There’s a call today for people to be compensated for donating kidneys to drive donation rates. I did it for free.

The report last week of the country’s first prosecution for organ trade exposes the 1591 people in this country awaiting kidney transplants — a number alleviated by only about 300 live donations every year. Grooming people from developing countries for organ transplants is obviously pretty vile, but perhaps understandable if it is the only way to escape the halfway point between life and death that is getting plugged into a dialysis machine for several hours several times a week.

The best way to reduce the number of us tempted to pluck a kidney from a foreigner is to increase the number of live donors in Australia. And the best way for organisations such as the Kidney Foundation to do this is to dispel the mystique of having one of your bits given to another person.

As someone whose left kidney now resides somewhere in the hip region of his younger brother, I have received all sorts of comments on my bravery, my selflessness and the virtue of going through pain to help a sibling. When they hear the story, people gush praise. If someone is hogging the attention at a dinner party, all I need do is bring out the kidney story and no one cares that the other guy just last week was having lunch with the Obamas. “Hey, did you hear, this guy gave a kidney to his brother.”

But, at the risk of ruining for the rest of the donors out there, I’m going to reveal our big secret.

Donating a kidney is no big deal.

When I donated my kidney in 2006, I was the first person at Sydney’s Royal North Shore Hospital to have the organ removed via keyhole surgery. The organ is removed via a small cut in the public region using tools inserted via four small holes in your abdomen.

It is the whisked into another theatre and deposited into the recipient.

The build-up to the operation takes more than six months. Your health — renal and otherwise — are constantly checked, with the frequency of blood tests increasing markedly as you near the operation date. You visit a psychiatrist and your motives are  questioned. If it emerges you have been coerced into the operation against your will, a “health problem” will magically appear on your report and you will be disqualified from the procedure.
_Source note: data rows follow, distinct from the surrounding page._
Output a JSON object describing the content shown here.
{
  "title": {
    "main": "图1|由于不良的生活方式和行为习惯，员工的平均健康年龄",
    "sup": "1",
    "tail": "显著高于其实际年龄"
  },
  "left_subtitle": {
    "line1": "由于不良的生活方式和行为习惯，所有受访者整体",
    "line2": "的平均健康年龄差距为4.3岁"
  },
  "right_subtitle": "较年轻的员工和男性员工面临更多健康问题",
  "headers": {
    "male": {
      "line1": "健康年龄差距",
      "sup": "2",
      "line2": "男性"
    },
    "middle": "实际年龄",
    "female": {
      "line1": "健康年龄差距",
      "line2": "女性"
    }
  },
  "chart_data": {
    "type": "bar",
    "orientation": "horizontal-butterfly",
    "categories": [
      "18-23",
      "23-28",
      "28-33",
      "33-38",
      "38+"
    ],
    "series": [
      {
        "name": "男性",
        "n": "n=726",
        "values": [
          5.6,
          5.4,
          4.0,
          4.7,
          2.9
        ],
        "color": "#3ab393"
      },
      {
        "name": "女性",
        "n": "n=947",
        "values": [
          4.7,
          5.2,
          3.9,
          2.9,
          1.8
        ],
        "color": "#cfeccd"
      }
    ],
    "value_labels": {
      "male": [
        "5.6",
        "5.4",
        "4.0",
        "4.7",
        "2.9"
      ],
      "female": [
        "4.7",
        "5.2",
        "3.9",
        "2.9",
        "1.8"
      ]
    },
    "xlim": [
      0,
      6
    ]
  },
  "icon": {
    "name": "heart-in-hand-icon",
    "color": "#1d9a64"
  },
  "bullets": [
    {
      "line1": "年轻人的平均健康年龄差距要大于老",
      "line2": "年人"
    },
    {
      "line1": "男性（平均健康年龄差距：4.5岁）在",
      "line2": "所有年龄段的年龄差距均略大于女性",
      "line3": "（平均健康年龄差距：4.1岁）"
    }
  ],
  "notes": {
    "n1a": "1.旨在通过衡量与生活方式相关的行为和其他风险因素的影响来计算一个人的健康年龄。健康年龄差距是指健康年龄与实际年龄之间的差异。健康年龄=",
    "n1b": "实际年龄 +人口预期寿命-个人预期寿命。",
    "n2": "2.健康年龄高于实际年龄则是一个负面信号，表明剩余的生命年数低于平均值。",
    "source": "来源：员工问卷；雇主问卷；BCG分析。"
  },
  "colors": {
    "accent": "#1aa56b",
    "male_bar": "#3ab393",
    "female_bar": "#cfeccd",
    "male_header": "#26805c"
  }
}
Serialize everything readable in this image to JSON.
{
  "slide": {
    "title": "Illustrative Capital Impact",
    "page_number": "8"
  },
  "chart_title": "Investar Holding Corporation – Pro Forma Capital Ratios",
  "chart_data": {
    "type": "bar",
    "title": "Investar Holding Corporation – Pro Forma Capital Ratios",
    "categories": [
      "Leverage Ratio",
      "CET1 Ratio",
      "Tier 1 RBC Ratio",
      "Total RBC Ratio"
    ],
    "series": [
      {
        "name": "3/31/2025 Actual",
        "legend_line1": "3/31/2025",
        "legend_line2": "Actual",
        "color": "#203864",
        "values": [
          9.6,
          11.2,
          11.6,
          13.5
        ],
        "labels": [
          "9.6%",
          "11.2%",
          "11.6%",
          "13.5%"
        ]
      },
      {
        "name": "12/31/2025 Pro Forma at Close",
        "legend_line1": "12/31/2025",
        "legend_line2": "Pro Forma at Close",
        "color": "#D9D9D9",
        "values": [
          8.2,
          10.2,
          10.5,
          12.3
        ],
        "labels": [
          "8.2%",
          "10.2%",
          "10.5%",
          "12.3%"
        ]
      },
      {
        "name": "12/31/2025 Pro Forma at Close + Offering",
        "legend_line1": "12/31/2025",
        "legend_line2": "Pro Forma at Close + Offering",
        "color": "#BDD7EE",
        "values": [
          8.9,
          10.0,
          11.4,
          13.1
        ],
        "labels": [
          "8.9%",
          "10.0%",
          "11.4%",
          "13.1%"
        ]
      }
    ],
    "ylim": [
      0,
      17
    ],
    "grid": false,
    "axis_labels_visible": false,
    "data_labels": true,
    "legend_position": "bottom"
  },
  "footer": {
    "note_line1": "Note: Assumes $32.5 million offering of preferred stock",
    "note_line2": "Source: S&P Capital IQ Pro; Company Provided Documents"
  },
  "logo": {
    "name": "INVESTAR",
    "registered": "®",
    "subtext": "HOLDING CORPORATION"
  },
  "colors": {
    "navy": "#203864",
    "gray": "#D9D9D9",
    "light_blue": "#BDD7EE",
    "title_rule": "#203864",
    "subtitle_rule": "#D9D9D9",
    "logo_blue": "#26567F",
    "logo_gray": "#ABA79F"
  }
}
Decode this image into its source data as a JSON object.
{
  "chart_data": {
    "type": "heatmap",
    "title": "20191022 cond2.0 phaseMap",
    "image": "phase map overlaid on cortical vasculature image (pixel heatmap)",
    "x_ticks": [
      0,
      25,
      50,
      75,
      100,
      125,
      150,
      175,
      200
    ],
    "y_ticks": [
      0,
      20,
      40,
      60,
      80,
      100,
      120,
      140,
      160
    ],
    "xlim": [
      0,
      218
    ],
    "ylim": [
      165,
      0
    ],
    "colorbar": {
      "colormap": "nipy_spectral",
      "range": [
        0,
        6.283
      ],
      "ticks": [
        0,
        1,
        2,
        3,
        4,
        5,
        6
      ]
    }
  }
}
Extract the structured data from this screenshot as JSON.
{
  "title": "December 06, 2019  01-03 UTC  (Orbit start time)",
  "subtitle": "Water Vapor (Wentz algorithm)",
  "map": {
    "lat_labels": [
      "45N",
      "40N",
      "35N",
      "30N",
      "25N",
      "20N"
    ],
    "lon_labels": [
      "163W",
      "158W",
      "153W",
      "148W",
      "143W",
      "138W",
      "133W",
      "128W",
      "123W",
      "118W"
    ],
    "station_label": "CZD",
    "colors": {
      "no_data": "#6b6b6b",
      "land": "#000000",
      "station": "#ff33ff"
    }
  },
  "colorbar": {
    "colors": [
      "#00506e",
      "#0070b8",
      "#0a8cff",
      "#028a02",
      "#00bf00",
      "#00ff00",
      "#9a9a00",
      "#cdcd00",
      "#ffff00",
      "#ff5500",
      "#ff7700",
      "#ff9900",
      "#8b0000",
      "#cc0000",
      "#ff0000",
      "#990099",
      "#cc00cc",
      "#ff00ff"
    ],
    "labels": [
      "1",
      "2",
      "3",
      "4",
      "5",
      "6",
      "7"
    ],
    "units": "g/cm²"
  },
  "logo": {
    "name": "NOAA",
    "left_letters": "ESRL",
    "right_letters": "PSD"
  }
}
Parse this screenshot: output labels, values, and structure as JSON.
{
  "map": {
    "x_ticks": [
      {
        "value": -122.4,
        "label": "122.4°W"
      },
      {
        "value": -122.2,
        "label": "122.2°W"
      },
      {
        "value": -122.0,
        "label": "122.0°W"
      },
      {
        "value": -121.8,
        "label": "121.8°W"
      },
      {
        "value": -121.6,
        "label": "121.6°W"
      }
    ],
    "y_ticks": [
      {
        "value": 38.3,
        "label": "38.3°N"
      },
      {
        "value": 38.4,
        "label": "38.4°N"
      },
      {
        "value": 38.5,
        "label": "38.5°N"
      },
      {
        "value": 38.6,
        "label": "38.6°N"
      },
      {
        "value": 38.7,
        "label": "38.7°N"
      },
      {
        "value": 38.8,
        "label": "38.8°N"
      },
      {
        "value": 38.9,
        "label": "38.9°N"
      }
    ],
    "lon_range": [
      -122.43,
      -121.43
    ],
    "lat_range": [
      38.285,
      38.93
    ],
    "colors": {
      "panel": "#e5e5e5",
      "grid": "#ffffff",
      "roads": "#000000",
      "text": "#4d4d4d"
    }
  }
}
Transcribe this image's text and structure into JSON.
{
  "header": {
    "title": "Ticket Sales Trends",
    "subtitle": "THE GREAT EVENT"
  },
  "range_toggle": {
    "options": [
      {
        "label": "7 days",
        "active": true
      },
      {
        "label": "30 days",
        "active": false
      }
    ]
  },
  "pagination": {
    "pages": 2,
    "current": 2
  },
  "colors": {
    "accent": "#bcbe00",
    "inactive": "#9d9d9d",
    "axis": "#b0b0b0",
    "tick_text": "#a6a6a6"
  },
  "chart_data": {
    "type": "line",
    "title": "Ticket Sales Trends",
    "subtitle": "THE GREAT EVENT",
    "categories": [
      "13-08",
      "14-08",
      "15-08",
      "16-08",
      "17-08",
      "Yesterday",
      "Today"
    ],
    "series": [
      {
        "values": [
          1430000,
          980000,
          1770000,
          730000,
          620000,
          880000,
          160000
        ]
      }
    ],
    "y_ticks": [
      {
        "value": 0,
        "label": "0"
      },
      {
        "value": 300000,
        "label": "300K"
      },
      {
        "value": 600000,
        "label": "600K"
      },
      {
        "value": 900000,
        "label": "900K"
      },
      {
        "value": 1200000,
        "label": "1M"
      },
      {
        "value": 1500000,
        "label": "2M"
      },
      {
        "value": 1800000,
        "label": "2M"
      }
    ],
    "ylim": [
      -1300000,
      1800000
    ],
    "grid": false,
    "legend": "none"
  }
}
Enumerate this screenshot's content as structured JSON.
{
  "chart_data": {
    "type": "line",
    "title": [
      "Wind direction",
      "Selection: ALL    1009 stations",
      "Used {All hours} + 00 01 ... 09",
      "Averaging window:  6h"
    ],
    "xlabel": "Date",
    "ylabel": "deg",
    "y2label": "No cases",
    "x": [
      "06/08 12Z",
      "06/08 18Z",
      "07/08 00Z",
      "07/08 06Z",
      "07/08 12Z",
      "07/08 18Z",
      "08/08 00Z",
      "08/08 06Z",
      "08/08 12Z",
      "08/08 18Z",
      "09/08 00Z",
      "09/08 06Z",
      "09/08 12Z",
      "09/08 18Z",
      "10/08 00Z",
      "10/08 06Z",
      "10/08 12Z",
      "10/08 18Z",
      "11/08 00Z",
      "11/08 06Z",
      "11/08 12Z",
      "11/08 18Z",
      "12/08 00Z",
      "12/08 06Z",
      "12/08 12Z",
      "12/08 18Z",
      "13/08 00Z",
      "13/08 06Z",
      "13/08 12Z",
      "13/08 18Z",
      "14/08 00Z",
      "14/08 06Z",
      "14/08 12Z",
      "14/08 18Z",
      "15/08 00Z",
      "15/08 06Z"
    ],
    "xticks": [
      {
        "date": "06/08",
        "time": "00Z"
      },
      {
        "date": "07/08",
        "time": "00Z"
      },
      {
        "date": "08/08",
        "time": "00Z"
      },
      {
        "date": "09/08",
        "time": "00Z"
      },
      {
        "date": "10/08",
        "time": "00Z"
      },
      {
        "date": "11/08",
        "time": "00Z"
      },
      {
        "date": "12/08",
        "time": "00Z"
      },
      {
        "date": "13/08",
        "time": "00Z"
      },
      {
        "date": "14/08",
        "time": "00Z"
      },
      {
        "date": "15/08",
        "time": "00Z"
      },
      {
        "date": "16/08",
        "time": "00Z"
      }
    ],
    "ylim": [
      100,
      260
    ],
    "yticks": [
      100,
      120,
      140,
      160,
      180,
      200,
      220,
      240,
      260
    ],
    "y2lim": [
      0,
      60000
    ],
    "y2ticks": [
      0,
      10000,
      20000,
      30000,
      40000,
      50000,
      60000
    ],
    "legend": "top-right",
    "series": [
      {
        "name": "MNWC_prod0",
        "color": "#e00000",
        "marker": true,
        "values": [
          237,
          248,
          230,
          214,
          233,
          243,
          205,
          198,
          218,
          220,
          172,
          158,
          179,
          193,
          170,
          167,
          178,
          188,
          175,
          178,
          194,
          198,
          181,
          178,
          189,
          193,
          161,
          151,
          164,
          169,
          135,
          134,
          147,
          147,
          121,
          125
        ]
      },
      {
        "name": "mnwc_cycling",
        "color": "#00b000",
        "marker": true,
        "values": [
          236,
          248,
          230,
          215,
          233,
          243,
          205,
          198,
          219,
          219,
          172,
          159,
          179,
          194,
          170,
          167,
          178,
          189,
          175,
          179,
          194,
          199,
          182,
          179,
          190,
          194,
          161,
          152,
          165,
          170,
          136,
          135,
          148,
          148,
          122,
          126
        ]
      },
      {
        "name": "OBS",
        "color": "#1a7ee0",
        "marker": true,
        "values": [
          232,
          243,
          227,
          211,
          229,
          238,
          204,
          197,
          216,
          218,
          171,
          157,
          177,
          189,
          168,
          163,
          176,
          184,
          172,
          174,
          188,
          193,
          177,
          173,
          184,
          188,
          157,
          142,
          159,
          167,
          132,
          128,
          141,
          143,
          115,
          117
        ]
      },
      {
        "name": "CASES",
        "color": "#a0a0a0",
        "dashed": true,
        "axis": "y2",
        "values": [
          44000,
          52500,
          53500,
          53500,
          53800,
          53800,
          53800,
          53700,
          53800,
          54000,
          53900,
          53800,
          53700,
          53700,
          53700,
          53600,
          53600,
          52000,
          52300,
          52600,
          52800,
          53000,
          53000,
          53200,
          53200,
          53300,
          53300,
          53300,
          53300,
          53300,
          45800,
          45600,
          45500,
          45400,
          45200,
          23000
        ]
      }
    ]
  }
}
How does it feel? Any invasive surgery is going to hurt, and no one likes waking up from a general anaesthetic with a catheter emerging from their old chap. But there were people in a lot worse nick in my ward. And I was discharged after three nights in hospital — and in hindsight should have left after two.

I was walking around the park every day as soon as I got back, was back at work in about three weeks and was playing futsal within two months. Long term, I can’t box or play rugby — not that I have ever done either — and should go easy on the Ibuprofen, something I rarely take anyway.

Certainly there are other obstacles for donors. I was lucky enough to be self-employed, therefore could take the considerable amount of time required for testing before the operation, as well as the recovery period afterwards. But if it can throw cash at middle-class families to have kids and steel companies to spew filth into the atmosphere, the federal government can probably afford to alleviate expenses incurred by donors and their employers so people can get time off work to take what seems like several thousand blood tests. The fact the organ recipient can lead a productive, tax-paying life, rather than spending three or four days a week in a dialysis clinic should further justify any outlay.

Taking advantage of low-cost body parts from less-wealthy parts of the world is a nasty side of global trade. But if more people realised it is not such a big deal to be the donor, fewer people would resort to such desperate measures.

If a family member or friend is going through dialysis, maybe get a blood test to see if you are a compatible donor. The pain from the operation will last less than a fortnight, but the feeling you’ve done something pretty damn good for someone else will follow you to the grave.